LEADING CLEAN ENERGY TRANSITION

Panama 2018 | GREEN ECONOMY | INTERVIEW

TBY talks to Javier E. Gutiérrez Alzate, General Director of CELSIA, on the importance of developing a safety culture, solar-equipped houses, and growing demand for distribution generation opportunities.

Javier E. Gutiérrez Alzate
BIOGRAPHY
Javier E. Gutiérrez Alzate is the General Director of CELSIA. He has professional training in civil engineering from the School of Engineering of Antioquia in Colombia. He obtained degrees in administration and senior management at universities in the region. Currently, he serves as General Manager of CELSIA for Central America and Chairman of the Electric Mobility Commission of the World Energy Council Panama. During his career, he developed and executed different strategies for master plans of projects in the energy and cement sectors, in countries such as the US, Panama, and Colombia. In addition, he is a specialist in maritime terminals, commercialization, electric mobility, and security.

How was 2017 for CELSIA?

It was a spectacular year; we surpassed all our expectations. We were able to meet all our security indexes goals, as well as all the financial items we reported. In addition, 2017 was an excellent year in terms of revenue as we were able to achieve 110% income growth.

What are the main details of your alliance with Grupo Provivienda?

Provivienda and CELSIA have entered into an agreement to create a win-win project for the entire solar sector. We are involved in a project in which we will install 1,062 solar panels in the first phase, able to serve energy to 354 houses.

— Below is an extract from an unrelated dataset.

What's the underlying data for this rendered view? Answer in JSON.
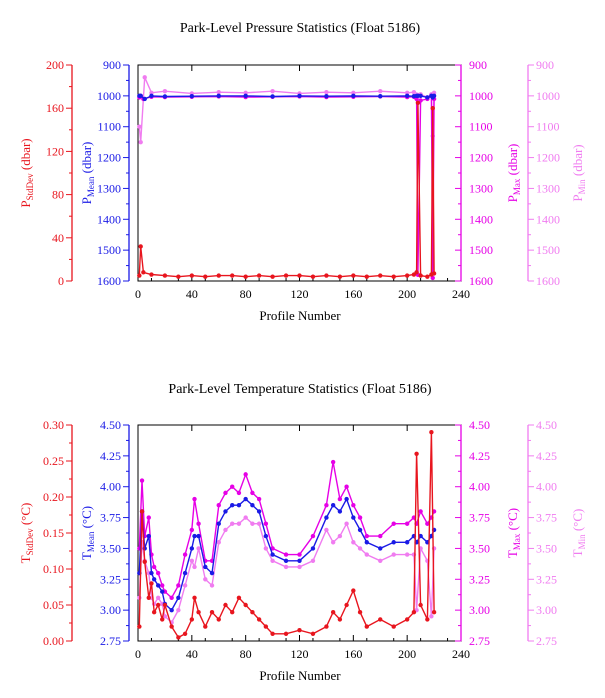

In 2H2018, we estimate to have the first 20 houses ready and the remaining 334 houses shall be finished in 2019. In our business model, the price of the house includes the on-site solar solution and, therefore, the client can enjoy clean energy as soon as he acquires the house. Our joint goal with Provivienda is to develop 10,000 houses with solar energy within a decade.

What is the appeal of the Honduran market for CELSIA's expansion plans?

We are entering the Honduran market this year with the development of 10-MW solar power farm for Cementos Argos, a cement plant. Once settled in the country, we expect to find new opportunities in the industrial sector, particularly in the city of San Pedro Sula and the free trade zones. Additionally, we are looking forward to provide trigeneration systems (cooling, heating, and power) for the textile industry.

What is the importance of Panama for CELSIA?

The operation in Central America represents almost 24% of the company's EBITDA and revenue, with Panama alone representing around 20% of this EBITDA and revenue and 6% of EBITDA and revenue for Grupo Argos. Panama is our main financial headquarters in the region because of its connectivity and other advantages, notably its stable and strong economy and key geographical location. We are also starting to expand in distributed generation opportunities, which is a product that we foresee to have great demand in the country. Additionally, we have a project in Chiriquí to develop two solar power plants with a capacity between 10MW and 20MW. When this project is completed, the company's energy matrix in Panama will be 6% solar, 60% thermal, and 34% hydro. On the other hand, in Costa Rica we have a 55-MW wind farm, which we expect to double in size in the near future.

What steps are you taking to promote industrial safety?

Industrial safety is a challenge and an important policy for us. We are developing a safety culture in the company and are carrying out a program to achieve this. Safety is paramount to CELSIA, and we want to continue to expand in this area.

What is the main challenge in Panama's energy sector?

There are many challenges but the biggest one it to restructure Panama's transmission network. There are new players coming into the market as well, more so because of the progress in current discussions about the legal framework that regulates the country's energy sector. Therefore, we as a company need to be cautious about any upcoming competition and plan accordingly to further improve our services. In addition, there are certain issues with renewing long-term contracts that have been signed with private companies, and it remains to be seen how these will end up.

What are your goals for Panama in 2018?

We want to meet our safety and security goals and ensure that our generation assets are sustainable. Moreover, we need to strictly follow our timelines to complete all our solar and distributed generation projects.